Toelatingsproeven doorstaan de test overal

Volgens Wouter Duyck klopt het niet dat geen enkele toelatingsproef op kan tegen het advies van de klassenraad. Er zijn meer opleidingsspecifieke toetsen nodig.

Johan De Wilde en Ann Martin van Odisee Hogeschool trokken fel van leer tegen het idee om toelatingsproeven voor het hoger onderwijs in te voeren (DS 6 februari). Ze stellen dat die niet betrouwbaar kunnen zijn, in tegenstelling tot het zalig­makende advies van de klassenraad. Ze motiveren hun stelling verder met het argument dat proeven zoals het toelatingsexamen geneeskunde ook niet de nodige competenties toetsen. Daarmee doen ze de waarheid geweld aan, en gaan ze voorbij aan de verschillende doelen die verschillende instrumenten hebben. Toelatingsproeven kunnen wel degelijk betrouwbaar, relevant en voldoende breed zijn.

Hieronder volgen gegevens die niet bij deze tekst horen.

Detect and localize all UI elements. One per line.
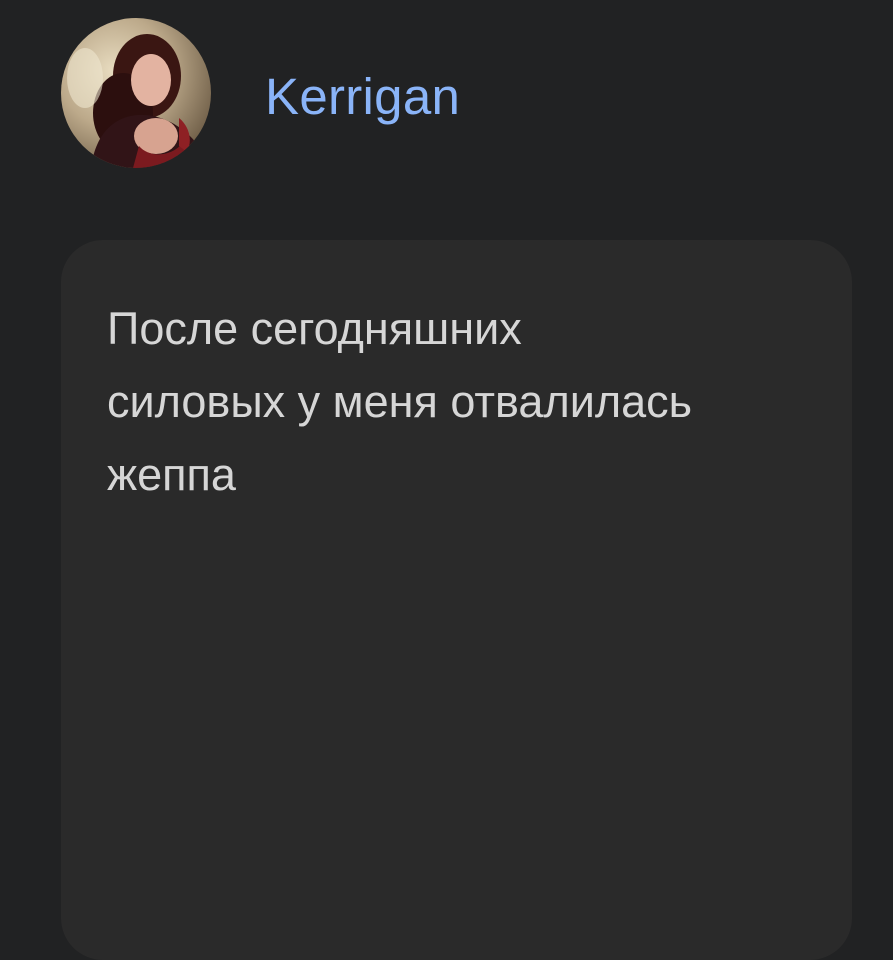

De auteurs stellen dat het toelatingsexamen arts alleen wetenschappelijke competenties toetst. Een snelle blik op de website van het toelatingsexamen had hen kunnen leren dat dit slechts voor de helft van het examen geldt. De andere helft toetst generieke vaardigheden, zoals conflicthantering, luistervaardigheid, empathie, aandacht, reflectie en respect. Vooroordelen hebben het altijd lastig met feiten. Onderzoek van Filip Lievens toont aan dat persoonlijkheidskenmerken van Vlaamse artsen in opleiding belangrijker worden naarmate de opleiding vordert, wat bevestigt dat niet alleen cognitieve vaardigheden belangrijk zijn.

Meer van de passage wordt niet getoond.